Mitchell et ses collègues proposent ainsi des « types » de comportement des parties prenantes selon les sept combinaisons possibles entre les critères.

Par exemple, une partie prenante est dite « dormante » si elle a du pouvoir mais que ses revendications ne sont ni légitimes ni urgentes ; elle est « dépendante » si ses revendications sont légitimes et urgentes, mais qu’elle n’a pas de pouvoir, car cela l’oblige à dépendre d’autres personnes (des élus par exemple) afin que ses demandes soient prises en compte ; et elle est « inévitable » quand elle possède les trois critères : l’entreprise a alors une obligation de donner la priorité à ses revendications.

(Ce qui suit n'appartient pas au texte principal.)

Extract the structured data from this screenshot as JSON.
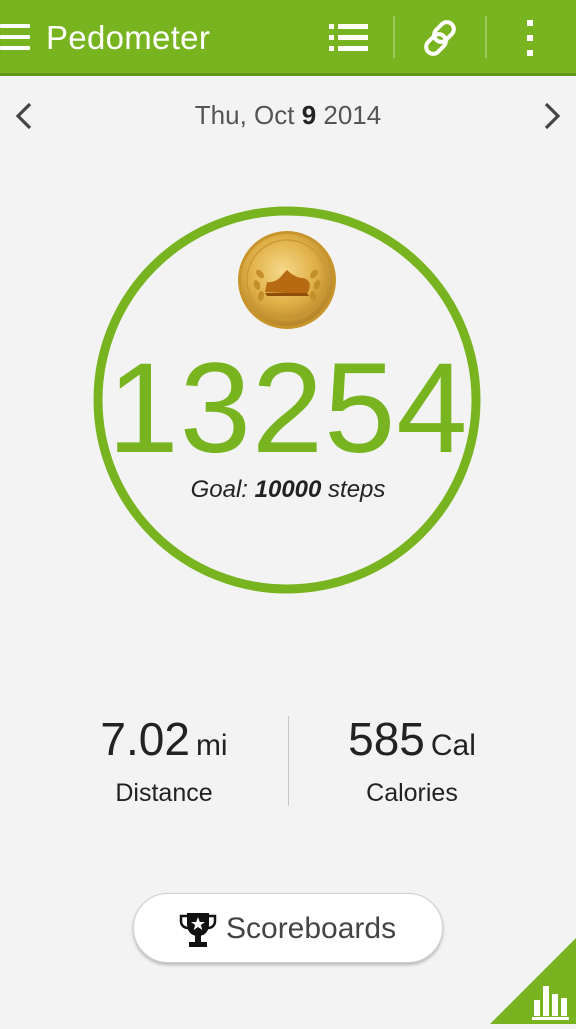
{
  "app": {
    "title": "Pedometer"
  },
  "toolbar": {
    "list_icon": "list-icon",
    "link_icon": "link-icon",
    "overflow_icon": "more-vert-icon"
  },
  "date": {
    "prefix": "Thu, Oct ",
    "day": "9",
    "year": " 2014"
  },
  "steps": {
    "count": "13254",
    "goal_prefix": "Goal: ",
    "goal_value": "10000",
    "goal_suffix": " steps",
    "goal_progress": 1.3254
  },
  "stats": {
    "distance": {
      "value": "7.02",
      "unit": "mi",
      "label": "Distance"
    },
    "calories": {
      "value": "585",
      "unit": "Cal",
      "label": "Calories"
    }
  },
  "scoreboards": {
    "label": "Scoreboards"
  },
  "colors": {
    "accent": "#78b41f",
    "appbar": "#78b41f",
    "background": "#f3f3f3",
    "medal": "#d9a93a"
  }
}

Les collectifs et associations opposés au projet Bridor étaient-ils « inévitables » ?

Des parties prenantes peuvent, pour des raisons idéologiques et politiques, vouloir que des entreprises changent radicalement parce qu’elles ne correspondent pas au modèle économique et social que défendent ces parties prenantes.

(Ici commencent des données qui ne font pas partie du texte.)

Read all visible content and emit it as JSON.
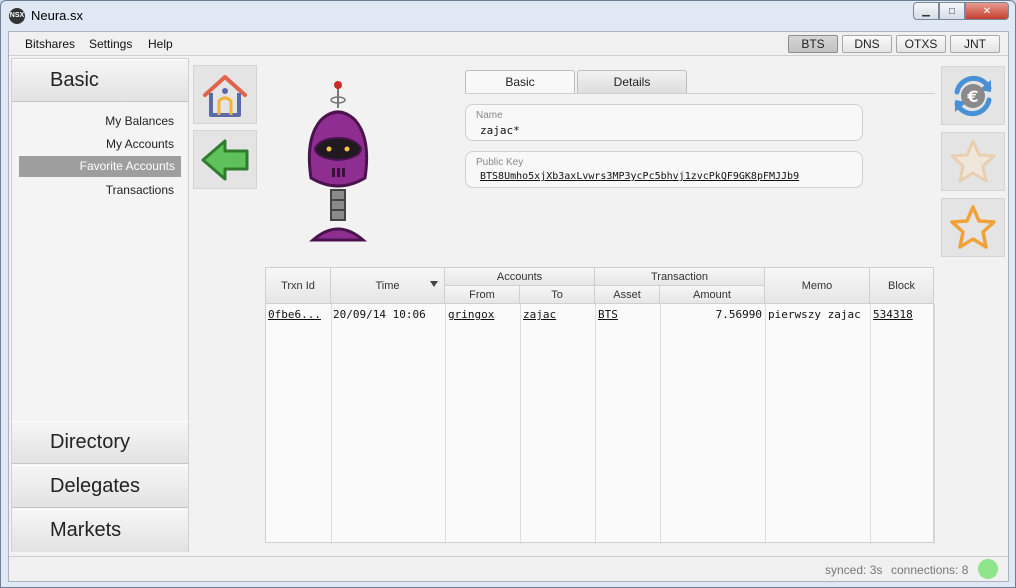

C’est une limite à l’exercice de « classement » des parties prenantes proposé par le modèle de Mitchell ou d’autres modèles. Ces modèles conduisent à réfléchir sur les attentes auxquelles une entreprise a le devoir moral de répondre (dans la mesure de ses possibilités), ils peuvent aussi contribuer à « redéfinir » ses missions et son fonctionnement, mais ils ne prennent pas en compte le cas où ces attentes la remettent en cause de façon plus fondamentale.

Entretien réalisé par Laurence Aubron.


(1) « Bridor met fin à son projet de site industriel à Liffré », 1er juin 2023. Voir aussi « L’entreprise Bridor annonce l’abandon de son projet d’usine à Liffré, près de Rennes », Ouest France, 30 mai 2023.

(2) Communiqué du groupe Le Duff, op. cit.

(3) Respectivement E. R. Freeman, Strategic Management: A Stakeholder Approach, Pitman series in Business and Public Policy, 1984, et R. Freeman, A. C. Wicks, & Parmar, « Stakeholder theory and the corporate objective revisited », Organization Science, 15(3), 2004, p. 364-369. Voir A. Anquetil, Qu’est-ce que l’éthique des affaires ?, Chemins Philosophiques, Vrin, 2008. Au sens ordinaire, « être partie prenante » signifie « participer activement […] à un projet » (CNRTL).

(4) R. K. Mitchell, B. R. Agle et D. J. Wood, « Toward a theory of stakeholder identification and salience: Defining the principle of who and what reality counts », Academy of Management Review, 22(4), 1997, p. 853-886.